L'Ecofin (il Consiglio dei 28 ministri delle Finanze dell'Unione europea) ha approvato le bozze di regolamento preparate il 14 gennaio scorso dalla Commissione che prevedono l'istituzione del Fondo europeo per gli investimenti strategici (Efsi), strumento operativo del Piano Juncker per il rilancio degli investimenti.
E l'Italia annuncia che contribuirà al Fondo per 8 miliardi di euro, la stessa cifra già annunciata da Francia e Germania, mentre l'unico altro impegno è arrivato dalla Spagna, per 1,5 miliardi.
L’Italia contribuirà a Piano JunckerEU con iniziativa di Cassa Depositi e Prestiti per 8 miliardi di euro».

Perché il fondo Efsi diventi operativo, si prevede dal prossimo luglio, serve ora l'ultimo passaggio delle bozze di regolamento al Parlamento europeo. La dotazione iniziale del fondo sarà pari a 21 miliardi, di cui 16 come garanzie pubbliche e 5 versati dalla Bei. A partire da questi, l'obiettivo è mobilitare altri investimenti pubblici e privati per un totale di 315 miliardi in tre anni.
Come ha detto in una conferenza stampa il vicepresidente Katainen, «i primi prestiti potranno essere erogati già entro la primavera dalla Bei», mentre perché il fondo cominci a finanziare progetti occorrerà aspettare «i mesi di settembre o ottobre».
Katainen ha ringraziato il premier Matteo Renzi per gli 8 miliardi che arriveranno dall'Italia e ha
ricordato che si tratta del quarto paese ad impegnarsi, dopo Spagna (1,5 miliardi), Germania e Francia (8 miliardi ciascuno).

A questo punto la dotazione dell'Efsi sale da 21 a 46,5 miliardi di euro, potendo così – sulla carta – far salire gli investimenti complessivi del Piano Juncker da 315 miliardi stimati finora fino a 650-700 miliardi di euro.

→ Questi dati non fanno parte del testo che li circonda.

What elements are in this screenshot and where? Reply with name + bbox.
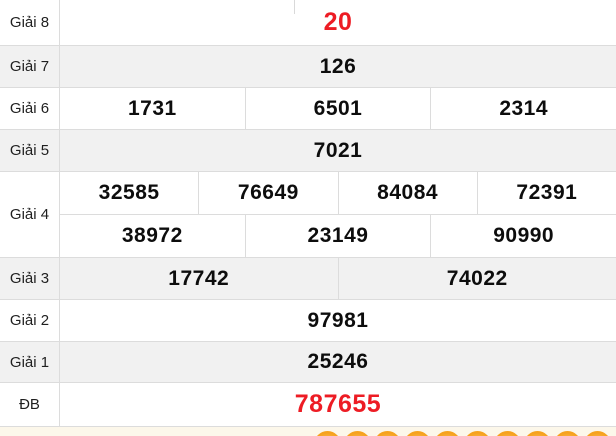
prize-number-cell: 17742 xyxy=(168,266,230,290)
loto-ball xyxy=(373,431,401,436)
prize-values: 25246 xyxy=(60,342,616,382)
prize-values: 17742 74022 xyxy=(60,258,616,299)
prize-subrow: 17742 74022 xyxy=(60,258,616,299)
prize-number-cell: 126 xyxy=(319,54,357,78)
prize-number-cell: 74022 xyxy=(337,258,616,299)
loto-ball xyxy=(313,431,341,436)
prize-row: Giải 7 126 xyxy=(0,46,616,88)
loto-ball xyxy=(494,431,522,436)
prize-values: 20 xyxy=(60,0,616,45)
prize-row: Giải 1 25246 xyxy=(0,342,616,383)
prize-label: Giải 6 xyxy=(0,88,60,129)
prize-label: Giải 1 xyxy=(0,342,60,382)
prize-values: 97981 xyxy=(60,300,616,341)
prize-label: Giải 3 xyxy=(0,258,60,299)
prize-values: 7021 xyxy=(60,130,616,171)
prize-number-cell: 7021 xyxy=(313,138,363,162)
prize-label: Giải 5 xyxy=(0,130,60,171)
prize-row: Giải 3 17742 74022 xyxy=(0,258,616,300)
prize-number-cell: 2314 xyxy=(430,88,616,129)
prize-row: ĐB 787655 xyxy=(0,383,616,427)
prize-subrow: 7021 xyxy=(60,130,616,171)
loto-ball xyxy=(524,431,552,436)
loto-ball xyxy=(464,431,491,436)
loto-ball xyxy=(554,431,582,436)
prize-number-cell: 97981 xyxy=(307,308,369,332)
loto-ball xyxy=(343,431,371,436)
prize-label: ĐB xyxy=(0,383,60,426)
lottery-results-table: Giải 8 20 Giải 7 126 Giải 6 1731 6501 2314 Giải … xyxy=(0,0,616,427)
prize-number-cell: 32585 xyxy=(98,181,160,204)
prize-number-cell: 23149 xyxy=(244,215,431,257)
prize-number-cell: 38972 xyxy=(121,224,183,247)
prize-row: Giải 4 32585 76649 84084 72391 38972 23149 9099… xyxy=(0,172,616,258)
prize-subrow: 126 xyxy=(60,46,616,87)
prize-number-cell: 25246 xyxy=(307,350,369,373)
prize-label: Giải 8 xyxy=(0,0,60,45)
loto-balls-strip xyxy=(0,427,616,436)
prize-number-cell: 20 xyxy=(323,8,353,36)
prize-values: 32585 76649 84084 72391 38972 23149 90990 xyxy=(60,172,616,257)
prize-values: 787655 xyxy=(60,383,616,426)
prize-label: Giải 7 xyxy=(0,46,60,87)
prize-values: 1731 6501 2314 xyxy=(60,88,616,129)
prize-subrow: 38972 23149 90990 xyxy=(60,214,616,257)
prize-subrow: 1731 6501 2314 xyxy=(60,88,616,129)
prize-number-cell: 1731 xyxy=(127,96,177,120)
prize-subrow: 32585 76649 84084 72391 xyxy=(60,172,616,214)
prize-row: Giải 8 20 xyxy=(0,0,616,46)
prize-number-cell: 6501 xyxy=(244,88,431,129)
loto-ball xyxy=(584,431,612,436)
prize-subrow: 97981 xyxy=(60,300,616,341)
prize-label: Giải 4 xyxy=(0,172,60,257)
prize-number-cell: 72391 xyxy=(476,172,616,214)
loto-ball xyxy=(403,431,431,436)
prize-subrow: 20 xyxy=(60,0,616,45)
prize-number-cell: 84084 xyxy=(337,172,477,214)
partial-divider-artifact xyxy=(294,0,295,14)
prize-subrow: 787655 xyxy=(60,383,616,426)
prize-row: Giải 6 1731 6501 2314 xyxy=(0,88,616,130)
prize-label: Giải 2 xyxy=(0,300,60,341)
prize-row: Giải 2 97981 xyxy=(0,300,616,342)
prize-row: Giải 5 7021 xyxy=(0,130,616,172)
prize-number-cell: 787655 xyxy=(294,390,382,418)
prize-values: 126 xyxy=(60,46,616,87)
loto-ball xyxy=(433,431,461,436)
prize-number-cell: 76649 xyxy=(198,172,337,214)
prize-subrow: 25246 xyxy=(60,342,616,382)
prize-number-cell: 90990 xyxy=(430,215,616,257)
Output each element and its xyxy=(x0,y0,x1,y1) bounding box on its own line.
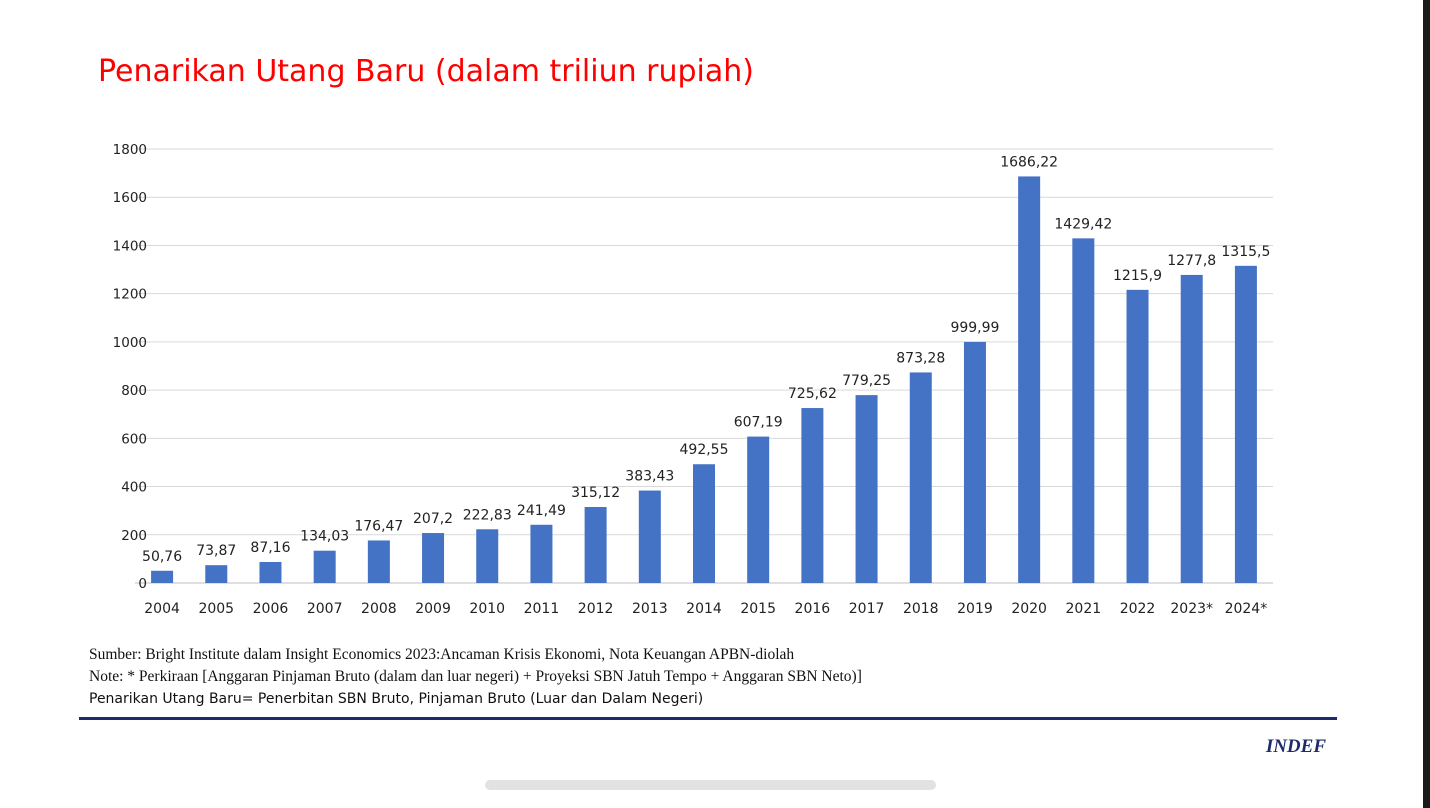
y-tick-label: 1000 xyxy=(113,335,147,351)
y-tick-label: 400 xyxy=(121,480,147,496)
bar xyxy=(1234,265,1257,583)
data-label: 999,99 xyxy=(950,320,999,336)
data-label: 315,12 xyxy=(571,485,620,501)
data-label: 1429,42 xyxy=(1054,216,1112,232)
bar xyxy=(693,464,715,583)
data-label: 725,62 xyxy=(788,386,837,402)
brand-logo: INDEF xyxy=(1265,736,1326,757)
x-tick-label: 2012 xyxy=(578,601,614,617)
x-tick-label: 2023* xyxy=(1170,601,1213,617)
bar xyxy=(1072,238,1095,583)
bar xyxy=(476,529,499,583)
x-tick-label: 2024* xyxy=(1225,601,1268,617)
bar xyxy=(1180,274,1203,583)
x-tick-label: 2009 xyxy=(415,601,451,617)
y-tick-label: 200 xyxy=(121,528,147,544)
x-tick-label: 2011 xyxy=(524,601,560,617)
data-label: 207,2 xyxy=(413,511,453,527)
y-tick-label: 0 xyxy=(138,576,147,592)
data-label: 873,28 xyxy=(896,350,945,366)
bar xyxy=(205,565,228,583)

«L'Italia – ha risposto il ministro dell'economia Pier Carlo Padoan a chi gli chiedeva dove andranno gli 8 miliardi di CdP – ha già prodotto una lista di progetti di interesse nazionale e progetti fatti in comune con altri Paesi, di tipo infrastrutturale e di sostegno alle pmi, che sono stati vagliati già durante il semestre italiano e che costituisce già un pacchetto di progetti che nel
caso dell'Italia hanno un valore facciale di circa 240 miliardi».

«L'idea generale – ha spiegato – è di far confluire le risorse in piattaforme di investimento che sono di interesse nazionale, anche se c'è chiarezza sul fatto che i criteri di allocazione dei fondi del piano Juncker non devono essere di tipo geopolitico». Devono invece rispettare un criterio
macroeconomico, «cioè laddove gli investimenti in passato sono caduti», e un criterio microeconomico, «cioè che si vadano a finanziare progetti meritevoli che però non sono finanziati perché c'è un "fallimento di mercato"».